Keempat, mereka yang berkata: “siapa yang aku makan hari ini” ? mereka yang termasuk dalam golongan ini cenderung menjadi ”omnivora”, pemakan segala tanpa memperhatikan unsur halal-haram dan kriteria ”thayyiba” (baik dan bergizi,) sehingga manusia, aspal, kayu, semen, batu, tanah dll, menjadi santapannya. Mereka ini adalah golongan yang tercela dan semestinya di hindari. Dengan sangat tegasnya Allah swt melarang manusia untuk masuk dalam tipologi ini.
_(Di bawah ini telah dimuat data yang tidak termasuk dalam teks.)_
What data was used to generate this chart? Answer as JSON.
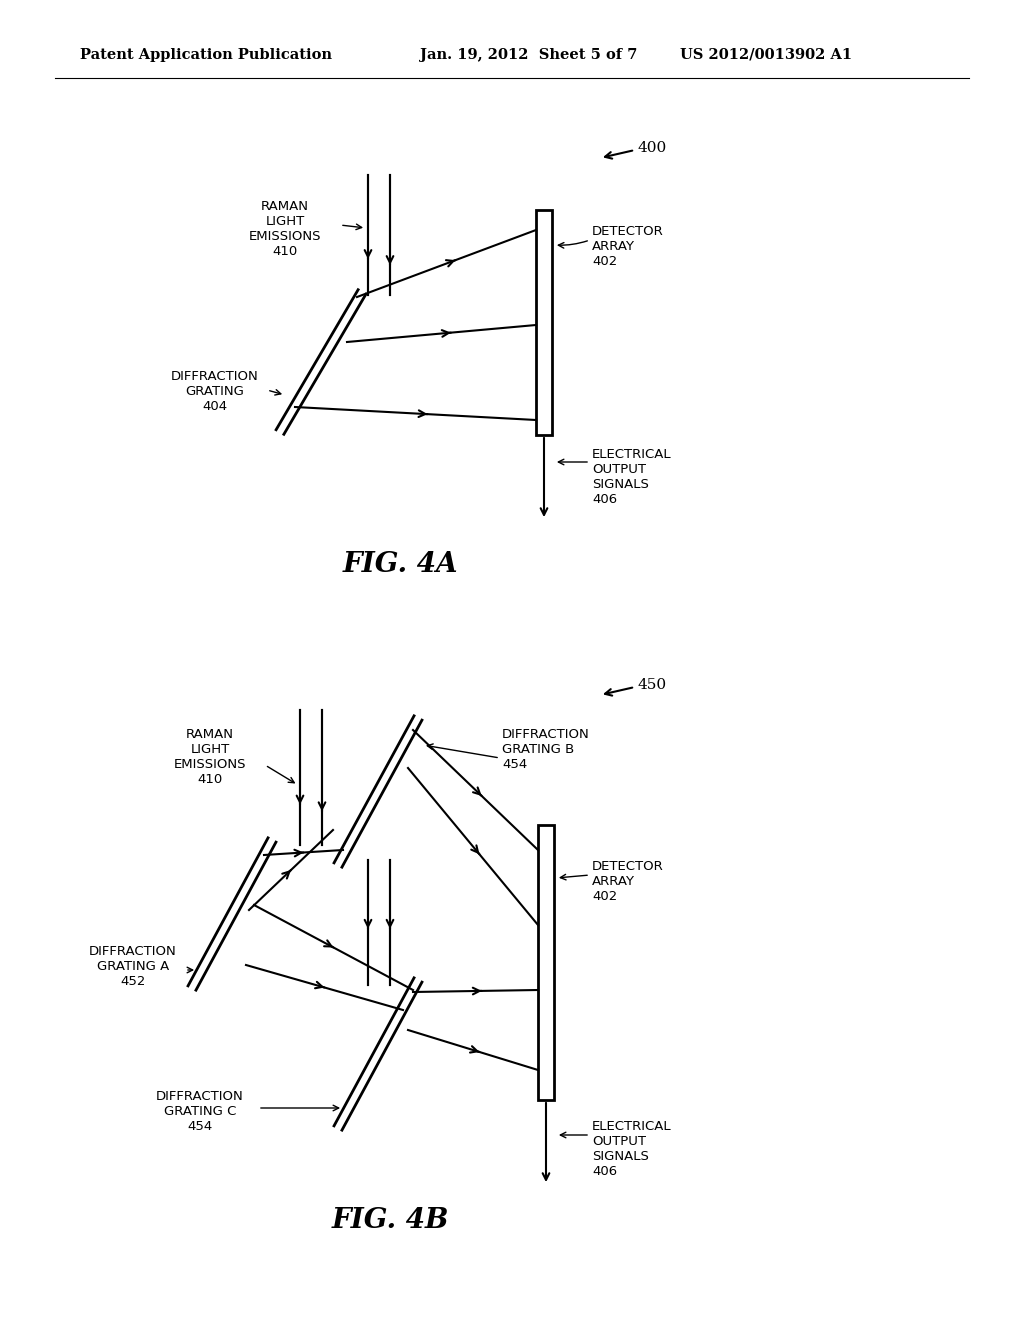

Allah swt berfirman: ”Dan janganlah sebahagian kamu memakan harta sebahagian yang lain di antara kamu dengan jalan yang bathil dan (janganlah) kamu membawa (urusan) harta itu kepada hakim, supaya kamu dapat memakan sebahagian daripada harta benda orang lain itu dengan (jalan berbuat) dosa, padahal kamu mengetahui”. (QS: Al-Baqaroh: 188).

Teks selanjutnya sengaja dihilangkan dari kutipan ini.